My take, part 2: The optics might not be great, but at least Fox still counts as reliable for everything but politics and science. I don't think they're managing the optics enough. Of course, it's a decentralized and anti-hierarchical community, so the odds they'd organically do something like that are low.

Where we go from here: Editors are requesting that the discussion be "closed" by a neutral third-party editor (or panel of such editors), and that may happen sometime soon. Editors are still adding comments to the main discussion in the meantime. The "close" can be appealed to the community, but if the closer does a decent job this is unlikely.

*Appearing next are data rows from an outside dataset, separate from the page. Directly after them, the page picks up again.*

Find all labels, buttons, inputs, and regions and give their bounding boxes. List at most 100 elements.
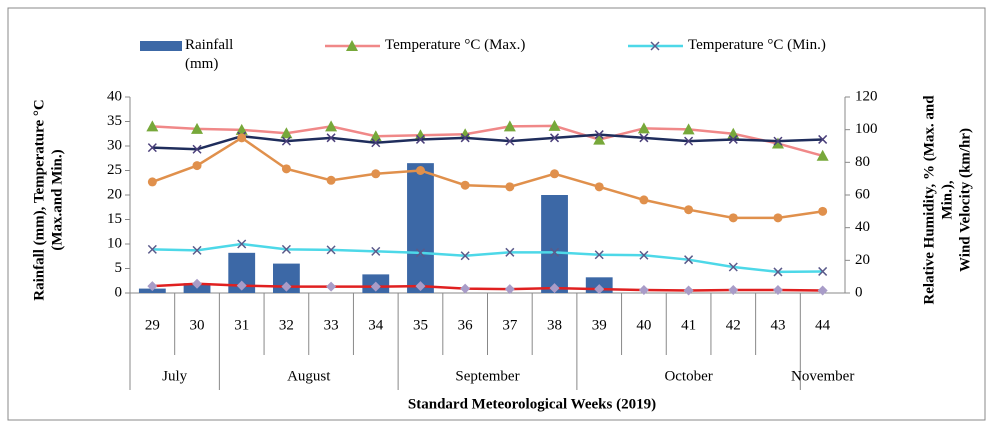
marker bbox=[460, 251, 470, 261]
x-tick-label: 38 bbox=[547, 317, 562, 333]
x-tick-label: 29 bbox=[145, 317, 160, 333]
month-label: November bbox=[791, 368, 854, 384]
month-label: October bbox=[664, 368, 712, 384]
marker bbox=[281, 244, 291, 254]
legend-label: Temperature °C (Max.) bbox=[385, 37, 526, 53]
marker bbox=[346, 40, 358, 51]
y2-axis-title: Min.), bbox=[939, 180, 955, 219]
marker bbox=[147, 244, 157, 254]
x-axis-title: Standard Meteorological Weeks (2019) bbox=[408, 396, 656, 412]
marker bbox=[639, 250, 649, 260]
marker bbox=[505, 136, 515, 146]
y2-tick-label: 40 bbox=[855, 219, 870, 235]
y2-tick-label: 60 bbox=[855, 186, 870, 202]
marker bbox=[594, 284, 605, 295]
y-tick-label: 40 bbox=[107, 88, 122, 104]
y2-tick-label: 120 bbox=[855, 88, 878, 104]
marker bbox=[728, 262, 738, 272]
marker bbox=[326, 281, 337, 292]
month-label: July bbox=[162, 368, 188, 384]
marker bbox=[326, 245, 336, 255]
series-line bbox=[152, 242, 823, 274]
marker bbox=[639, 195, 649, 205]
marker bbox=[237, 239, 247, 249]
marker bbox=[503, 120, 516, 132]
marker bbox=[548, 119, 561, 131]
marker bbox=[415, 134, 425, 144]
marker bbox=[637, 122, 650, 134]
marker bbox=[684, 255, 694, 265]
marker bbox=[550, 247, 560, 257]
marker bbox=[415, 166, 425, 175]
marker bbox=[281, 164, 291, 174]
y2-axis-title: Relative Humidity, % (Max. and bbox=[921, 95, 937, 305]
marker bbox=[236, 280, 247, 291]
marker bbox=[147, 177, 157, 187]
marker bbox=[369, 130, 382, 142]
x-tick-label: 40 bbox=[636, 317, 651, 333]
marker bbox=[280, 127, 293, 139]
y2-axis-title: Wind Velocity (km/hr) bbox=[957, 128, 973, 272]
marker bbox=[237, 133, 247, 143]
marker bbox=[460, 133, 470, 143]
y-tick-label: 20 bbox=[107, 186, 122, 202]
bar bbox=[541, 195, 568, 293]
marker bbox=[773, 213, 783, 223]
month-label: September bbox=[455, 368, 519, 384]
marker bbox=[370, 281, 381, 292]
y-tick-label: 25 bbox=[107, 162, 122, 178]
series-line bbox=[152, 282, 823, 292]
y2-tick-label: 20 bbox=[855, 252, 870, 268]
x-tick-label: 39 bbox=[592, 317, 607, 333]
marker bbox=[549, 283, 560, 294]
y2-tick-label: 80 bbox=[855, 154, 870, 170]
x-tick-label: 36 bbox=[458, 317, 474, 333]
marker bbox=[817, 285, 828, 296]
y2-tick-label: 100 bbox=[855, 121, 878, 137]
marker bbox=[371, 169, 381, 179]
marker bbox=[146, 120, 159, 132]
marker bbox=[593, 133, 606, 145]
marker bbox=[818, 266, 828, 276]
x-tick-label: 34 bbox=[368, 317, 384, 333]
marker bbox=[460, 283, 471, 294]
x-tick-label: 30 bbox=[190, 317, 205, 333]
marker bbox=[459, 128, 472, 140]
series-line bbox=[152, 133, 823, 151]
marker bbox=[550, 169, 560, 179]
marker bbox=[773, 267, 783, 277]
marker bbox=[650, 41, 660, 51]
marker bbox=[728, 134, 738, 144]
series-line bbox=[151, 136, 823, 220]
month-label: August bbox=[287, 368, 331, 384]
y-tick-label: 30 bbox=[107, 137, 122, 153]
x-tick-label: 32 bbox=[279, 317, 294, 333]
y-tick-label: 35 bbox=[107, 113, 122, 129]
marker bbox=[818, 134, 828, 144]
x-tick-label: 43 bbox=[770, 317, 785, 333]
x-tick-label: 35 bbox=[413, 317, 428, 333]
marker bbox=[326, 175, 336, 185]
marker bbox=[415, 281, 426, 292]
y2-tick-label: 0 bbox=[855, 284, 863, 300]
y-axis-title: Rainfall (mm), Temperature °C bbox=[31, 99, 47, 301]
y-axis-title: (Max.and Min.) bbox=[49, 149, 65, 250]
marker bbox=[460, 180, 470, 190]
marker bbox=[682, 123, 695, 135]
marker bbox=[505, 247, 515, 257]
marker bbox=[594, 250, 604, 260]
marker bbox=[192, 245, 202, 255]
y-tick-label: 0 bbox=[115, 284, 123, 300]
marker bbox=[505, 182, 515, 192]
marker bbox=[639, 133, 649, 143]
marker bbox=[326, 133, 336, 143]
marker bbox=[684, 136, 694, 146]
marker bbox=[371, 246, 381, 256]
marker bbox=[594, 130, 604, 140]
y-tick-label: 15 bbox=[107, 211, 122, 227]
series-line bbox=[152, 124, 823, 158]
marker bbox=[728, 285, 739, 296]
marker bbox=[147, 281, 158, 292]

My credentials: I've edited Wikipedia for a while. I usually don't touch the politics side much.

Let's be honest, most mainstream news sources are unreliable when talking about their opposition. So Fox is unreliable regarding the left, and everything else is unreliable regarding the right, or whoever it is they dislike.

I mean, remember "Joe Rogan takes horse paste"? I do. I guess CNN is out.

How about The Guardian reporting about a terror attack in Tel Aviv, and subsequent shooting of the terrorist, as "Israeli forces kill Palestinian after Tel Aviv shooting leaves two dead"? I remember that (actually, I remembered a different time that happened, but got a more recent one).

BBC reporting on the stabbing of an Israeli border patrol agent, and subsequent shooting of her assailants, as "Three Palestinians killed after deadly stabbing in Jerusalem"? Well, I didn't remember that, I just found it when looking for the Guardian piece.

Is there any news source that you couldn't compile a 20-point gish-gallop on and paint it as unreliable? I doubt it.

Yeah, my problem is not with considering Fox unreliable. It's with not subjecting every other major news outlet to the same level of scrutiny. CNN, NBC, MSNBC, etc. are all full of partisan nonsense.

Exactly. It's the ol' isolated demand for rigor.

And the knee-jerk claim of whataboutism to cover the isolated demand for rigor. Also 'just open your own attempt to downgrade CNN, MSNBC etc, but we aren't talking about that here."